The European Union (EU) has condemned on Sunday, February 24, 2019 intimidation suffered by volunteers attempting to facilitate the entry of foreign aid in Venezuela, and has requested moderation from the country’s security agencies.
“We make a strong call to [Venezuela’s] security and law enforcement agencies to show restraint, avoid the use of force and allow the entry of aid,” said EU’s High Representative for Foreign Policy Federica Mogherini on behalf of the bloc.
International pressure mounted against Venezuela leader Nicolás Maduro, with Washington vowing to “take action” after opposition’s various efforts to bring food and medicine into the country plunged into street chaos.
Caracas has closed the border to prevent the entry of the foreign aid, which Mr Maduro claims is part of a US plot to overthrow his regime.
On Monday, February 4, 2019 International Red Cross regional officials representing Colombia, the Andean Countries and the Red Crescent Movement announced in Bogotá in a joint statement that they will not deliver aid to Venezuela.
They argue “impartiality, neutrality and independence” are needed for the IRC to participate “in any assistance delivery initiatives”, as well as an authorisation from Caracas (‘prior agreement’).
However, Mr Maduro has consistently rejected letting foreign aid into Venezuela, which he interprets as interference from Washington (EL PAÍS, in Spanish).
Meanwhile, Civil Defence officials in Colombia said at least 285 people had been wounded in the clashes. Another 31 people were wounded when Venezuelan troops opened fire on civilians hoping to collect aid across the border with Colombia, according to human rights group Foro Penal.
But the most serious incident came hundreds of miles away at Santa Elena de Uairén crossing point on the southern border with Brazil — at least four people were killed and 18 injured by gunfire.
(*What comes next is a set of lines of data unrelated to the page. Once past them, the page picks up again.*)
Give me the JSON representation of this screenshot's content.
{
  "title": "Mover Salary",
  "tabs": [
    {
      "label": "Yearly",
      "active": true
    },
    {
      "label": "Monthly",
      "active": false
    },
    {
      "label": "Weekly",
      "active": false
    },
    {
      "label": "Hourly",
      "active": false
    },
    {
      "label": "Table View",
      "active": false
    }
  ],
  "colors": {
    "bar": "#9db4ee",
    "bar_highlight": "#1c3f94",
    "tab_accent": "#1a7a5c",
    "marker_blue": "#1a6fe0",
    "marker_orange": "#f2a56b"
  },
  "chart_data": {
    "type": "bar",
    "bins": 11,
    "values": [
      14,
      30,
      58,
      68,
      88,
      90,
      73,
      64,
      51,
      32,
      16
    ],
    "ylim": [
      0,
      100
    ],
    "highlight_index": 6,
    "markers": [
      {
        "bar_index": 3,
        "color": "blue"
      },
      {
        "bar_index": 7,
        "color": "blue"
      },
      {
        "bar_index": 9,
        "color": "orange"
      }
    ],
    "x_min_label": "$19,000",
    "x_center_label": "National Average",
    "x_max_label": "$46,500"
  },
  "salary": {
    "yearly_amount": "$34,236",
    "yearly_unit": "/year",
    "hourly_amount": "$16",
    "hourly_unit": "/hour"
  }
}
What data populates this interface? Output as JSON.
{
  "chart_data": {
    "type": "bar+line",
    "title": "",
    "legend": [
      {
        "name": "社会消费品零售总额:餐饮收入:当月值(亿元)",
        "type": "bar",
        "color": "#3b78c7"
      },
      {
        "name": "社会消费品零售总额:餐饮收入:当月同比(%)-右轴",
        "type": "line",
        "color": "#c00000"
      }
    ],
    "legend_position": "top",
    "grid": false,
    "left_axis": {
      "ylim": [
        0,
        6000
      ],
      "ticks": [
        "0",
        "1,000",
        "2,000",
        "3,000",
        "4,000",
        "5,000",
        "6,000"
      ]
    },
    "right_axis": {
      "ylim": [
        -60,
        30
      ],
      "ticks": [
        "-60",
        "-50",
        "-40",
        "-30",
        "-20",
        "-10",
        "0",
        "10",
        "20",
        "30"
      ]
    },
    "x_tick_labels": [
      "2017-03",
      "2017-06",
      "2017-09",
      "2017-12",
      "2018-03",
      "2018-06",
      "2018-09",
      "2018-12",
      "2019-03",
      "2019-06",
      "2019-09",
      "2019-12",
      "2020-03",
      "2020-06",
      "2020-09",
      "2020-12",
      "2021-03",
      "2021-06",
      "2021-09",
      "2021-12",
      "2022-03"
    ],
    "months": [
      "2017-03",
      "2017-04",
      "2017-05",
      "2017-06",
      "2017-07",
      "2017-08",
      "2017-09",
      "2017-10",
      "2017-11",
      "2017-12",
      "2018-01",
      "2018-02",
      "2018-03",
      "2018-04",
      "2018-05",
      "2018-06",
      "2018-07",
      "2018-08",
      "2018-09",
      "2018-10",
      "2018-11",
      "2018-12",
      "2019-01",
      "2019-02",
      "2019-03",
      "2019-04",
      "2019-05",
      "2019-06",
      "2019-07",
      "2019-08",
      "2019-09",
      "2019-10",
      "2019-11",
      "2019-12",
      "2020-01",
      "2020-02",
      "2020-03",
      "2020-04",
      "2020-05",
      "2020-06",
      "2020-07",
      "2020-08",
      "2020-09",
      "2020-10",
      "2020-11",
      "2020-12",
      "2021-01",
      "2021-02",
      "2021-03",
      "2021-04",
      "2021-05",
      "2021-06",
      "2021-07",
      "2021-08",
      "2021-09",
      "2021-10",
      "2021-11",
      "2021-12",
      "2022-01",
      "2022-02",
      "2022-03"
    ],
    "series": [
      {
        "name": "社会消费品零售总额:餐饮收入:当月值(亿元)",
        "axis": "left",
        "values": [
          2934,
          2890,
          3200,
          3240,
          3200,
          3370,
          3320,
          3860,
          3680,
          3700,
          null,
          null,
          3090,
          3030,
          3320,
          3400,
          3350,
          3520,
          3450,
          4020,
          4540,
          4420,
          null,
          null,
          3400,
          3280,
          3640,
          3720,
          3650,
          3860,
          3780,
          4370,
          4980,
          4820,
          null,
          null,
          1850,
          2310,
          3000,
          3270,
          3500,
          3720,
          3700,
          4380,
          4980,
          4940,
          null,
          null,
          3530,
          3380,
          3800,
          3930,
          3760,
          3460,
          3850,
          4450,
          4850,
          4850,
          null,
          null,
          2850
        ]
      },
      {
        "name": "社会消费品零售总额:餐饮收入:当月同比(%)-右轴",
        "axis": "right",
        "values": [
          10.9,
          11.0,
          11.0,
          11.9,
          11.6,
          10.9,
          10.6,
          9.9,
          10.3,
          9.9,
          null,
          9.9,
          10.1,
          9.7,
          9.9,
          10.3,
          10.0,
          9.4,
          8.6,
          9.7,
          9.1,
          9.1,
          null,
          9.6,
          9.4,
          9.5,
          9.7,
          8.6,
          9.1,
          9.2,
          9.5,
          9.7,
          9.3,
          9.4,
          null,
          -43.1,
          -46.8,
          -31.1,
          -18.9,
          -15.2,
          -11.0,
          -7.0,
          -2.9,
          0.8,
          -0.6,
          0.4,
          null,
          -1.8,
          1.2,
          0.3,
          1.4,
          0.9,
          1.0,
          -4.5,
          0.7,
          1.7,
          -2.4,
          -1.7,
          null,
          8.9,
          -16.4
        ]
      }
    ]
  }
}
The town’s hospital was overwhelmed by the influx of dead and injured.
In a statement, Ms Mogherini made clear that “we [the EU] reject the use of irregular armed groups to intimidate civilians and lawmakers who have mobilized to distribute aid,” and that the EU is ready to increase its humanitarian aid to Venezuela.
According to her, the origins of the Venezuela crisis are “political and institutional”, by which “the solution can only be political”.
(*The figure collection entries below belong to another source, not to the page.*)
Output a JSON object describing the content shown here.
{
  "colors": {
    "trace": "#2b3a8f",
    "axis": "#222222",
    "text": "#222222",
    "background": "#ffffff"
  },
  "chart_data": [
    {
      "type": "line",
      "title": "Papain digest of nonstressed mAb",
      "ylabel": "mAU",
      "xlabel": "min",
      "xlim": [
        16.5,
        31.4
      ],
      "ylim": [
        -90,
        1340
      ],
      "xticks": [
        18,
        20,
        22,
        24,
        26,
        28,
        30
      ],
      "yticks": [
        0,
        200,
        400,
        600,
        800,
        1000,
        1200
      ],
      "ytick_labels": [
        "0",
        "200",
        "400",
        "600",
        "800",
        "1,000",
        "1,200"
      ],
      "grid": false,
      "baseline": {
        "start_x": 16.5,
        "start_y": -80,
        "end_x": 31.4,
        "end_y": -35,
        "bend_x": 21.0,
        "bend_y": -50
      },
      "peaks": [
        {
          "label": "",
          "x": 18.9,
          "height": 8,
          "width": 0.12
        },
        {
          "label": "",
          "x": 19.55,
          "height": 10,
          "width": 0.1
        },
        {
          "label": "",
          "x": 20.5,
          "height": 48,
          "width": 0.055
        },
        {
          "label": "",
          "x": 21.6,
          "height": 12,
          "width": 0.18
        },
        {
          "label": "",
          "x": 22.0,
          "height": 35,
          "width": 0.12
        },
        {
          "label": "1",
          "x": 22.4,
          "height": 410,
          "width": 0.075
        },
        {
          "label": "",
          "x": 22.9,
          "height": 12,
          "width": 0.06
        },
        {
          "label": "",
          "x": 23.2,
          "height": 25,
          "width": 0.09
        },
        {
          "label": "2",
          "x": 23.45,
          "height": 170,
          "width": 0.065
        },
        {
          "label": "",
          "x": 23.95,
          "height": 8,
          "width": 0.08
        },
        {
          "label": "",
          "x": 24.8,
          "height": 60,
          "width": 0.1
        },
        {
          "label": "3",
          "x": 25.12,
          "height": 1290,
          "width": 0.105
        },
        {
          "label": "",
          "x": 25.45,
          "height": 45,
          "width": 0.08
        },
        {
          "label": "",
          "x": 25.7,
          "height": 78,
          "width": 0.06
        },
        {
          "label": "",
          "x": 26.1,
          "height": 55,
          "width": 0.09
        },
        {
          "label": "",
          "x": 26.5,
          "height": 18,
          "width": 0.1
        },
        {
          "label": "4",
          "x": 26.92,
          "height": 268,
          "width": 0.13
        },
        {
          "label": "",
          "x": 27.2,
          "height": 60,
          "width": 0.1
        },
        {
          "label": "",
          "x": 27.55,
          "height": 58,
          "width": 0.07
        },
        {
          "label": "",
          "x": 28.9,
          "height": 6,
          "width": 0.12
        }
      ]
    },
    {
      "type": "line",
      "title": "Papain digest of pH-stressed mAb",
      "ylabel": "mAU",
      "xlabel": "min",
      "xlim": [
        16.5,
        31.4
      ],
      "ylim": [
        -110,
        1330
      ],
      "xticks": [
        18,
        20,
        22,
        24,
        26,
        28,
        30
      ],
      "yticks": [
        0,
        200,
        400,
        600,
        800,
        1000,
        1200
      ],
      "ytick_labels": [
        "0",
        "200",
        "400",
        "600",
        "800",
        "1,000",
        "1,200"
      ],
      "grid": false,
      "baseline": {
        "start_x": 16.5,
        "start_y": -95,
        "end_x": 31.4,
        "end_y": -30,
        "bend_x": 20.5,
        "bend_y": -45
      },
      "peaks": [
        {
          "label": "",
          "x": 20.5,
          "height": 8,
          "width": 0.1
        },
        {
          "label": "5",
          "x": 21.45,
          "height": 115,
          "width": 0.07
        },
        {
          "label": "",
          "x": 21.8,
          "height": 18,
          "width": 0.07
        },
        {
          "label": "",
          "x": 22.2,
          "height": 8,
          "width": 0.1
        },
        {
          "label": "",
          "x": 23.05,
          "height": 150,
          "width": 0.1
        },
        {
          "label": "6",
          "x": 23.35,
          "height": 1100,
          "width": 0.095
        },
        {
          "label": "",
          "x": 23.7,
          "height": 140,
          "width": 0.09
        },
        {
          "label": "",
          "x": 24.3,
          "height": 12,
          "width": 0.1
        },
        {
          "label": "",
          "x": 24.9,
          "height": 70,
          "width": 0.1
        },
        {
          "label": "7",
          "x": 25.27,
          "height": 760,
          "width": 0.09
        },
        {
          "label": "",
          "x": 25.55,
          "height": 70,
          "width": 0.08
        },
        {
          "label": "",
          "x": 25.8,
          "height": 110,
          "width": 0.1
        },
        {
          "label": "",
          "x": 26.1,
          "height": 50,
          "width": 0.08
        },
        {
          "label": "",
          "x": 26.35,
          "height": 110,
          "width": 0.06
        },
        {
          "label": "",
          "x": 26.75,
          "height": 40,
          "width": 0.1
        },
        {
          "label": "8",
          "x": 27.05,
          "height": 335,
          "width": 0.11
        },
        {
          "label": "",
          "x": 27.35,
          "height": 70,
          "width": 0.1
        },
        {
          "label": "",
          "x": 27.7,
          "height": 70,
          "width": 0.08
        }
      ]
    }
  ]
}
“We reiterate our firm rejection. We condemn violence and any initiative that may further weaken the region.”
“We firmly renew our call for the restoration of democracy through free, transparent and credible presidential elections,” said Ms Mogherini. “The EU, through the International Contact Group it has promoted, is willing to support this process”.
Self-declared interim president Juan Guaidó called on the international community to consider “all measures to free Venezuela” after clashes at crossing points near the Colombia and Brazil borders left at least two people dead.
Mr Guaidó announced he would participate in the Lima Group meeting — consisting of Latin American countries mostly — on Monday in Bogotá.
He also called on the international community to be prepared for “all possibilities” regarding Mr Maduro. Washington will be represented at the meeting by Vice President Mike Pence.
Secretary of State Mike Pompeo said the United States “will take action“.
In Madrid, Spain’s Senate House Speaker Pío García-Escudero denounced that Mr Maduro was “dancing salsa” while protesters in the border towns of Ureña and San Antonio were kept at bay by the Venezuelan National Guard firing tear gas and rubber bullets.
Mr García-Escudero said Venezuelan troops were “intercepting medicines, killing people, slaughtering freedom”.